Les mains qui tuent (Phantom Lady) – Robert Siodmak – 1944

Les mains qui tuent (Phantom Lady) – Robert Siodmak – 1944

mars 13, 2021 0 Par Nicolas Ravain

Une fois n’est pas coutume, il ne s’agira pas cette fois-ci d’analyser ce film de Robert Siodmak dans sa globalité mais de nous attarder sur une seule séquence.

Et quelle séquence !

Car Les Mains qui tuent, excellent thriller filmé dans un noir et blanc absolument somptueux, contient une séquence proprement hallucinante de sexe sauvage ! Voire, disons-le carrément, de gangbang.

Quoi ?

Oui, oui, vous avez bien lu : un gangbang ! A savoir : une jeune femme offerte à un groupe d’hommes qui la prennent de toutes parts, de tous les côtés, avec de la sueur, des membres démesurés et une puissante montée orgasmique.

Heu… vraiment ?

Oui, vraiment !

Mais bien sûr, on ne voit rien de tout ça à l’image. On est dans un film noir hollywoodien des années 40, pas sur pornhub. A l’image, il y a seulement une femme au milieu d’un groupe de musiciens de jazz.

Et pourtant, tout est là.

Avant de regarder la séquence en question, une brève remise en contexte narratif s’impose : la jeune femme, jusque-là « bien sous tout rapport », sage secrétaire en tailleur secrètement amoureuse de son patron injustement reconnu coupable du meurtre de sa femme, va endosser le rôle de la fille « légère » en enfilant une robe sexy, des bas résilles, des bijoux tape à l’œil et mâchant outrageusement du chewing-gum afin de rendre fou de désir un musicien dans l’espoir de réussir à lui soutirer une information importante.

Voilà.

Vous savez tout.

Vous pouvez vous rincer l’œil, à présent, bande de coquinous !

 

 

Alors, vous avez vu ça ?

La façon dont cette séquence est construite, avec tous ces types qui brandissent leurs instruments phalliques en direction de la jeune femme, par devant, par derrière, sur les côtés ; d’autres qui tapent sur des cordes, des touches ou une batterie ; le miroir qui semble pulser ; l’amorce sur les jambes de la femme avec le batteur qui s’acharne à taper d’un mouvement régulier de haut en bas au second plan ; le gros plan sur l’entrejambe du batteur ; et enfin ce champ/contre-champ entre la femme en contre-plongée, toute sourire, au 7ème ciel, et le batteur en gros plan suant et le visage déformé par un rictus d’extase.

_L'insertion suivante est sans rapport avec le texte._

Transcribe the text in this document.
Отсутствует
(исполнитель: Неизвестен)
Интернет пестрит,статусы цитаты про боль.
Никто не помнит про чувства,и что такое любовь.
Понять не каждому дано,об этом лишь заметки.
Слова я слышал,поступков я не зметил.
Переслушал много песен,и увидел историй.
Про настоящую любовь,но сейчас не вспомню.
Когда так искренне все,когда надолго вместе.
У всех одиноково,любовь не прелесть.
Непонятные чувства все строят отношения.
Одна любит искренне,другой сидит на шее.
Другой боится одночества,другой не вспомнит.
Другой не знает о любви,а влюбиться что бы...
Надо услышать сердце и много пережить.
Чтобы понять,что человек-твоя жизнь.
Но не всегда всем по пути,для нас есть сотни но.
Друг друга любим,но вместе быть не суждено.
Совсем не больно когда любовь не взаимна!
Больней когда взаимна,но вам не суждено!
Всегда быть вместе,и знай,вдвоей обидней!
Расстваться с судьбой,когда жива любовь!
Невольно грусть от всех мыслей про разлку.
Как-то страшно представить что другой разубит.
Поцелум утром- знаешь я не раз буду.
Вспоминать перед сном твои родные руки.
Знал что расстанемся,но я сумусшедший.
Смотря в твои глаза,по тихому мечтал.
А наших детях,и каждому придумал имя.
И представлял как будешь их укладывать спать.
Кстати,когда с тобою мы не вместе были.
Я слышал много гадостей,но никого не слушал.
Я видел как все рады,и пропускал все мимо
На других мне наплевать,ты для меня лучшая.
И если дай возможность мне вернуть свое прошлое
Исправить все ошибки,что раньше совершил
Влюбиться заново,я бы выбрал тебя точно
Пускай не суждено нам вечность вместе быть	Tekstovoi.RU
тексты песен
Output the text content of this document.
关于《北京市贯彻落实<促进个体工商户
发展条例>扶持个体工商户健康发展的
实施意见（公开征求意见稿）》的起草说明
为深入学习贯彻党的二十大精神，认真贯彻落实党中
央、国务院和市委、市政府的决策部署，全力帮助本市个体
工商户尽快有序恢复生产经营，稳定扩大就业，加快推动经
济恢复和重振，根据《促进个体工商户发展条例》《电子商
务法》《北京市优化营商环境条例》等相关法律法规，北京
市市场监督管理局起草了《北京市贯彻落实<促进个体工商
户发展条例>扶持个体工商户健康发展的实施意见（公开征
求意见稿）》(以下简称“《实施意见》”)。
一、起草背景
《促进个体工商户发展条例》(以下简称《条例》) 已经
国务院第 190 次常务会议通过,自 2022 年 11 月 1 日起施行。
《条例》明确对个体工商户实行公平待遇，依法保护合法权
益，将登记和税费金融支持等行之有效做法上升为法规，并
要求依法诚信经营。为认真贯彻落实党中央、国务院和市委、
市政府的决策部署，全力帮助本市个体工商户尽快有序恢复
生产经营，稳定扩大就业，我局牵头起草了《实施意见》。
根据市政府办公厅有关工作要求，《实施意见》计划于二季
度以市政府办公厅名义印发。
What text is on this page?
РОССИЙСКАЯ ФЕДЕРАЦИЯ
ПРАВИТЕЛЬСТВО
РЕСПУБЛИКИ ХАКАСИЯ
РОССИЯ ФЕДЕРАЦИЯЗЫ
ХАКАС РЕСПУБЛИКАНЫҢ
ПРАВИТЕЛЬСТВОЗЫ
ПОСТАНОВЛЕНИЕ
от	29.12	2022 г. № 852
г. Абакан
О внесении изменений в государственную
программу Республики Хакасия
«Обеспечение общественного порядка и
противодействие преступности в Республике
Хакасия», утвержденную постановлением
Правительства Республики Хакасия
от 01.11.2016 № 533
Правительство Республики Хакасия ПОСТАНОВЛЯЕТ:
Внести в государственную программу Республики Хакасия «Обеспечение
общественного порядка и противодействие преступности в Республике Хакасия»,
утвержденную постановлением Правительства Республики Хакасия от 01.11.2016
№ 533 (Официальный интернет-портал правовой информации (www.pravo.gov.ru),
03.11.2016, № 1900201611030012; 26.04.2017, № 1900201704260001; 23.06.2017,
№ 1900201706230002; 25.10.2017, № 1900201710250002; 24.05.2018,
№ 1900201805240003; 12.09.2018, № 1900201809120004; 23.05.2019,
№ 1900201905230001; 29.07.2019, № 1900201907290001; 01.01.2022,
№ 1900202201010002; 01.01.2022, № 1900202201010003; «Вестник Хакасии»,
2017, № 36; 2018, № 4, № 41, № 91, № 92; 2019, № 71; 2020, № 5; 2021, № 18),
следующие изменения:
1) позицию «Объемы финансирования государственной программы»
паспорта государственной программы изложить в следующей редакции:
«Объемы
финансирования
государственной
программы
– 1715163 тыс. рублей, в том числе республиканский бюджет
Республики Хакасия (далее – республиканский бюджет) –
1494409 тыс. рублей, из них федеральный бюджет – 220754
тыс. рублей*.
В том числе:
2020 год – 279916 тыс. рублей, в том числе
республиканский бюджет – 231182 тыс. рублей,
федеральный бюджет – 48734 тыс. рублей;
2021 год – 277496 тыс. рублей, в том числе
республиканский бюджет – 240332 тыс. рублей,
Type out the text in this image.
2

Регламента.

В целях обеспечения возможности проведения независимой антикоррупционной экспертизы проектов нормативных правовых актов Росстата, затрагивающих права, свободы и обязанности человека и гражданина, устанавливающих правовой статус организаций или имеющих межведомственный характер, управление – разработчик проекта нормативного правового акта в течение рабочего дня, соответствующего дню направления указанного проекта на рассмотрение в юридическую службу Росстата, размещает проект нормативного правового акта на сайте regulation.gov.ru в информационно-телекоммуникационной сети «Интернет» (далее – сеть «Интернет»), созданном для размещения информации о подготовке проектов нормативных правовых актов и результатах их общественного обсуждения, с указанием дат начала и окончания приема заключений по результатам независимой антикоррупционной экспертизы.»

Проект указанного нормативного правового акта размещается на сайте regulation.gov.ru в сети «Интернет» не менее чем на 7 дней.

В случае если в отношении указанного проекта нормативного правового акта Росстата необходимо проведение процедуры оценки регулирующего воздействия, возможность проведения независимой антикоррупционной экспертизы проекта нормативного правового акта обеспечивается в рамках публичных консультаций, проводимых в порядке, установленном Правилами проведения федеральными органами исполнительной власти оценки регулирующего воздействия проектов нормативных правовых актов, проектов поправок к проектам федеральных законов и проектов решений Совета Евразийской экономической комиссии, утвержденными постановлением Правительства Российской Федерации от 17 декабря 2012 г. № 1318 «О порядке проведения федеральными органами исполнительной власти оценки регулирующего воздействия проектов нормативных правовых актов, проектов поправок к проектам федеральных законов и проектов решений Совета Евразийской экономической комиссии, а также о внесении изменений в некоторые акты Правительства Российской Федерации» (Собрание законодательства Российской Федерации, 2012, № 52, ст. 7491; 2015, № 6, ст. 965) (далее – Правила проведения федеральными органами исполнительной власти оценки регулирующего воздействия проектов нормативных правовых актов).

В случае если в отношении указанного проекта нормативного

Et puis, pour terminer, ce petit signe de tête de la femme qui dit : « Allez, viens maintenant, on va s’envoyer en l’air POUR DE VRAI ! »

Une séquence d’une audace folle, parfait exemple de ce que peut être l’équivalent d’une métaphore au cinéma, faisant appel tant au cadrage, qu’au montage et à la bande-son, et qui permet à Siodmak de faire passer quelque chose de sulfureux sans craindre les foudres de la censure. Impossible de faire couper au montage cette séquence de sexe débridé étant donné qu’on ne voit en réalité rien d’explicite, à peine une paire de jambes en résilles.

Tout simplement brillant !

Ne voulant pas spoiler la fin du film, on peut tout de même signaler rapidement qu’une autre séquence fonctionne aussi sur une métaphore sexuelle, mais cette fois-ci il n’y a là rien de festif ni d’orgasmique puisqu’il s’agit d’une scène de meurtre. On y voit un tueur psychopathe allongé sur un lit, qui demande à la jeune femme de venir s’asseoir près de lui, qui lui prend la main pour se caresser le front, qui défait sa cravate, lentement, puis qui l’agite comme une cravache…

Et de se rappeler ce que disait Truffaut à propos d’Hitchcock : filmer les scènes de sexe comme des meurtres, et les meurtres comme des scènes de sexe.